On December 4, 2017, Silas filled in as head coach of the Hornets when Steve Clifford became ill, and continued to do so until Clifford returned on January 16, 2018.

===Dallas Mavericks (2018–2020)===
On May 24, 2018, Silas joined the Dallas Mavericks as an assistant coach under championship head coach Rick Carlisle.

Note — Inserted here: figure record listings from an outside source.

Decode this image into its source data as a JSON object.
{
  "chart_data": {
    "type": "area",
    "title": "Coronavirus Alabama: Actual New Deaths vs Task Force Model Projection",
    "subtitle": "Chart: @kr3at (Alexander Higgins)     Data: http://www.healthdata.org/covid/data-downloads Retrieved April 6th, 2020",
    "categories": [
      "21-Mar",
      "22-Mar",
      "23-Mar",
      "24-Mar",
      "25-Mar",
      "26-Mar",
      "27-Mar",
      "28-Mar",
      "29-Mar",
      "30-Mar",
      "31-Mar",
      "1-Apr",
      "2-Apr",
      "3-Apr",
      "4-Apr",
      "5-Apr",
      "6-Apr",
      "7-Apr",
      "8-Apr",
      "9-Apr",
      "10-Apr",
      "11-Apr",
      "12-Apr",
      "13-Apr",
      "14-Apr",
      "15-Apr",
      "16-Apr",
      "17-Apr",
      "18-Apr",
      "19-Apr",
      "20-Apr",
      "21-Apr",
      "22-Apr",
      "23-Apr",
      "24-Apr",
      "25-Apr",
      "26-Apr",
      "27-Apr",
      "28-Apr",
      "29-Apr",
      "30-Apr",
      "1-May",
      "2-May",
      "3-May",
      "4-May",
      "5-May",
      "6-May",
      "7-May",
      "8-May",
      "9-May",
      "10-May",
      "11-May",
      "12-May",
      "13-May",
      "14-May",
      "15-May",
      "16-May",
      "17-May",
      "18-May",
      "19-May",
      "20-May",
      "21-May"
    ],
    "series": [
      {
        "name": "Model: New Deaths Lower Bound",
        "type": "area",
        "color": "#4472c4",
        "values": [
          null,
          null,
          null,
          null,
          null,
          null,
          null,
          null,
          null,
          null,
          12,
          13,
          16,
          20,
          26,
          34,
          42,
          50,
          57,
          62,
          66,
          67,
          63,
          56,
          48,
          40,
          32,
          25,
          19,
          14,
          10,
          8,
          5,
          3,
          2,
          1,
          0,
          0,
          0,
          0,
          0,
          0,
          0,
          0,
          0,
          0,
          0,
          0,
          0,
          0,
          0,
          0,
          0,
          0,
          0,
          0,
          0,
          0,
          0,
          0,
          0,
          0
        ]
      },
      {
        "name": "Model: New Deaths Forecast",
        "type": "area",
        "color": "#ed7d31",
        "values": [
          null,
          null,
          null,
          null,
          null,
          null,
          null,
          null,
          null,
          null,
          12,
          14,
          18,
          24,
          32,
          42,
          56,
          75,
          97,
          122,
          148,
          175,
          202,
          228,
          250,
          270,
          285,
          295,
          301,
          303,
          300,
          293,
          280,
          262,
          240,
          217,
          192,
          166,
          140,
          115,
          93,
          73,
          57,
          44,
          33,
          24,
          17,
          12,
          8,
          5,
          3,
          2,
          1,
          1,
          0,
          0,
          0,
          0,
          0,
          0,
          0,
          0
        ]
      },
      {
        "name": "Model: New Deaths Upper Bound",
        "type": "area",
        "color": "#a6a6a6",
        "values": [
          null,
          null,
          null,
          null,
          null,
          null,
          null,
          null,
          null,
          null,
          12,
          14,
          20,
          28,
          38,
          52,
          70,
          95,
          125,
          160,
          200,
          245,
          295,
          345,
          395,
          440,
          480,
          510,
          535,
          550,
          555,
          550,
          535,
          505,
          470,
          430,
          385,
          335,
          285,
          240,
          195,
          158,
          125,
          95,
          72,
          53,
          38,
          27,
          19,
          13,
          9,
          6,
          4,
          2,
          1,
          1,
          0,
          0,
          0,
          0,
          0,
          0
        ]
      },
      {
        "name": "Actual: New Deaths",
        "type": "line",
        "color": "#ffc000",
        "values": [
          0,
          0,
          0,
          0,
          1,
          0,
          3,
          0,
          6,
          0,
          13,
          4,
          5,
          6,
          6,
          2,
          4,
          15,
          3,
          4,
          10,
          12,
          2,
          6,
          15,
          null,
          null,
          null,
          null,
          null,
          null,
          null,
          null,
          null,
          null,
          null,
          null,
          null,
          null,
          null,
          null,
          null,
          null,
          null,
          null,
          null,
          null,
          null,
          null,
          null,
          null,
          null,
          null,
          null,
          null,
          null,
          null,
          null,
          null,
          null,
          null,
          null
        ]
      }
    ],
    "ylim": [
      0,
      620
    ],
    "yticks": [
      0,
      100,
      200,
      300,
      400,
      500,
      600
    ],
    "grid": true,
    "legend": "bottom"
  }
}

===Houston Rockets (2020–2023)===
On October 30, 2020, Silas was named the head coach for the Houston Rockets, this marked Silas first time getting the job of a head coach. At the time, the team had Russell Westbrook and James Harden on the roster, and it was a very exciting position for Silas to take. However, Westbrook got traded to the Washington Wizards on December 2, 2020, after requesting a trade. Just a month later, the team traded Harden to the Brooklyn Nets. Silas and the Rockets started out the 2020–21 season with a 11–10 record, but when Rockets forward Christian Wood injured his right knee in a win against the Memphis Grizzlies on February 4, 2021, Silas and his Rockets started to struggle, going on a 20-game losing streak. Unfortunately for Silas and the Rockets, in his first season, they had to play a league-record 30 players due to various injuries and trades, even playing with only seven or eight players for some games near the end of the season, and they finished with a league-worst 17–55 record. In the following 2021–22 season, Silas and the Rockets were once again at the bottom of the Western Conference, finishing with a 20–62 record. In the 2022–23 season, the Rockets finished with a 22–60 record, second-worst in the Western Conference. On April 10, 2023, it was announced that the Rockets released Silas after they chose not to pick up his fourth year option. Silas finished his tenure as the Rockets coach with a 59–177 record (.250). The stretch he coached the team was the worst three-season stretch in franchise history. Silas also holds the worst coaching record in NBA history among those to coach at least 200 NBA games. However, this is not surprising, as the owner of the Houston Rockets, Tilman Fertitta, revealed that the team intentionally 'tanked' (attempted to finish in the bottom of the standings) for those 3 seasons in order to acquire higher-quality draft picks while the team was able to rebuild in that manner.

===Detroit Pistons (2023–2024)===
On June 5, 2023, Silas accepted the role of top assistant coach for the Detroit Pistons, working alongside the recently appointed head coach, Monty Williams.

==International coaching==
Internationally, Silas has worked at many camps and clinics across the globe to help promote the game of basketball and the NBA. Recently, he served as coach at the Korea Development Camp in Seoul, working in conjunction with the NBA and Korean Basketball League. In 2008, he served as a coach at the NBA's Basketball Without Borders camp in Africa, as well as in Beijing during the summer of 2005. And in 2004, he represented the NBA Coaches Association at the Dirk Nowitzki Basketball Academy in Berlin, Germany. In October 2024, it was announced that Stephen Silas would serve as head coach of Team USA for the final two windows of FIBA AmeriCup Qualifiers.

==Head coaching record==

| Team | Year | G | W | L | W–L% | Finish | PG | PW | PL | PW–L% | Result |
|---|---|---|---|---|---|---|---|---|---|---|---|
| Houston | 2020–21 | 72 | 17 | 55 | .236 | 5th in Southwest | — | — | — | — | Missed playoffs |
| Houston | 2021–22 | 82 | 20 | 62 | .244 | 5th in Southwest | — | — | — | — | Missed playoffs |
| Houston | 2022–23 | 82 | 22 | 60 | .268 | 4th in Southwest | — | — | — | — | Missed playoffs |
| Career |  | 236 | 59 | 177 | .250 |  | — | — | — | — |  |

==Personal life==
Silas and his wife have two children.